Cogió la barra y empezó a subir la cabeza por encima de ella ayudándose con los brazos. Lo hizo tres veces antes de que me diera cuenta de que sus pies no tocaban el suelo.
—¡Oh! —exclamé, aunque seguía sin tener ni idea de por qué hacía eso.
Entonces se echó a reír, dio un salto y lo siguiente que vi fue que se había sujetado a la barra con los pies y colgaba de ella como un murciélago.
Así es: en mi familia, todo el mundo está básicamente desequilibrado.
Esta mañana vino a mi habitación y golpeó la puerta; una vez hube comprobado que no jadeaba, le dije:
—¿Por qué no respiras como un perro viejo?
Ella me miró con extrañeza y me preguntó qué quería decir, y yo le contesté que mamá siempre hacía ese ruido (exclamé «ajá, ajá, ajá», con la lengua fuera) cuando subía los tres pisos de nuestra casa.
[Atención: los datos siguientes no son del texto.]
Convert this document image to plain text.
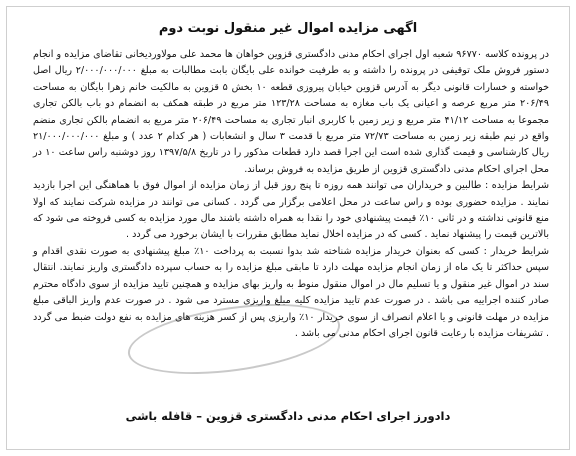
اگهی مزایده اموال غیر منقول نوبت دوم

در پرونده کلاسه ۹۶۷۷۰ شعبه اول اجرای احکام مدنی دادگستری قزوین خواهان ها محمد علی مولاوردیخانی تقاضای مزایده و انجام دستور فروش ملک توقیفی در پرونده را داشته و به طرفیت خوانده علی بایگان بابت مطالبات به مبلغ ۲/۰۰۰/۰۰۰/۰۰۰ ریال اصل خواسته و خسارات قانونی دیگر به آدرس قزوین خیابان پیروزی قطعه ۱۰ بخش ۵ قزوین به مالکیت خانم زهرا بایگان به مساحت ۲۰۶/۴۹ متر مربع عرصه و اعیانی یک باب مغازه به مساحت ۱۲۳/۲۸ متر مربع در طبقه همکف به انضمام دو باب بالکن تجاری مجموعا به مساحت ۴۱/۱۲ متر مربع و زیر زمین با کاربری انبار تجاری به مساحت ۲۰۶/۴۹ متر مربع به انضمام بالکن تجاری منضم واقع در نیم طبقه زیر زمین به مساحت ۷۲/۷۳ متر مربع با قدمت ۳ سال و انشعابات ( هر کدام ۲ عدد ) و مبلغ ۲۱/۰۰۰/۰۰۰/۰۰۰ ریال کارشناسی و قیمت گذاری شده است این اجرا قصد دارد قطعات مذکور را در تاریخ ۱۳۹۷/۵/۸ روز دوشنبه راس ساعت ۱۰ در محل اجرای احکام مدنی دادگستری قزوین از طریق مزایده به فروش برساند.

شرایط مزایده : طالبین و خریداران می توانند همه روزه تا پنج روز قبل از زمان مزایده از اموال فوق با هماهنگی این اجرا بازدید نمایند . مزایده حضوری بوده و راس ساعت در محل اعلامی برگزار می گردد . کسانی می توانند در مزایده شرکت نمایند که اولا منع قانونی نداشته و در ثانی ۱۰٪ قیمت پیشنهادی خود را نقدا به همراه داشته باشند مال مورد مزایده به کسی فروخته می شود که بالاترین قیمت را پیشنهاد نماید . کسی که در مزایده اخلال نماید مطابق مقررات با ایشان برخورد می گردد .

شرایط خریدار : کسی که بعنوان خریدار مزایده شناخته شد بدوا نسبت به پرداخت ۱۰٪ مبلغ پیشنهادی به صورت نقدی اقدام و سپس حداکثر تا یک ماه از زمان انجام مزایده مهلت دارد تا مابقی مبلغ مزایده را به حساب سپرده دادگستری واریز نمایند. انتقال سند در اموال غیر منقول و یا تسلیم مال در اموال منقول منوط به واریز بهای مزایده و همچنین تایید مزایده از سوی دادگاه محترم صادر کننده اجراییه می باشد . در صورت عدم تایید مزایده کلیه مبلغ واریزی مسترد می شود . در صورت عدم واریز الباقی مبلغ مزایده در مهلت قانونی و یا اعلام انصراف از سوی خریدار ۱۰٪ واریزی پس از کسر هزینه های مزایده به نفع دولت ضبط می گردد . تشریفات مزایده با رعایت قانون اجرای احکام مدنی می باشد .

دادورز اجرای احکام مدنی دادگستری قزوین – قافله باشی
Entonces las arrugas desaparecieron de la frente de tía Bev, soltó una risita tonta y flexionó los músculos de los brazos, cosa que me pareció extraña siendo una mujer, aunque eran tan abultados que me hicieron pensar en cebollas metidas dentro de un calcetín.
—Esto es lo que consigues escalando un muro tres veces por semana —dijo, golpeándose el brazo con la mano.
—¿Escalas un muro? —le pregunté—. ¿Podrías llevarme a escalar un muro contigo?
—Por supuesto —repuso, con expresión de desconcierto—. Deberíamos encontrar algún sitio que estuviera cerca de aquí. Hace tanto tiempo que viví en esta casa que soy incapaz de recordar dónde hay un gimnasio que tenga un muro de escalada.
—Ahí fuera hay un muro, delante de casa —le dije.
Tía Bev puso los ojos en blanco.
—No me refería a esa clase de muro, Alex. —Entonces me miró de arriba abajo durante un buen rato, con unos ojos que parecían dos caramelos—. ¡Jesús, María y José! Pero ¿qué es eso que llevas puesto, Alex?
Eché un vistazo a mi ropa. Me había olvidado de levantar el borde de los pantalones.
—¿Un traje?
Tía Bev se echó a reír a carcajadas; se reía tan fuerte que parecía una lechuza.
—¡Madre mía! Tenemos que ir de compras, ¿no crees?
Antes de que pudiera responderle, me arrastró escaleras abajo para comer algo, pero no dejó que troceara las cebollas por si me cortaba.
—¡Pero la abuela me explicó cómo hacerlo! —le dije.
De repente, la sonrisa se borró de sus labios y miró por la ventana. Estaba empezando a llover.
—¿Mamá se encontraba mejor cuando estaba la abuela? —me preguntó, con voz muy tranquila.
Me encogí de hombros.
—Creo que sí. Pero a la abuela no le gustaba papá, y eso ponía triste a mamá.
Al pensar en la abuela, noté que todo mi cuerpo se ponía rígido, aunque no sabía si era por el frío.
—Echo mucho de menos a la abuela.
—Yo también la echo de menos, Alex.
Cuando la miré, tía Bev tenía toda la cara llorosa. Nuestro aliento se quedó flotando en el aire frío, como el humo.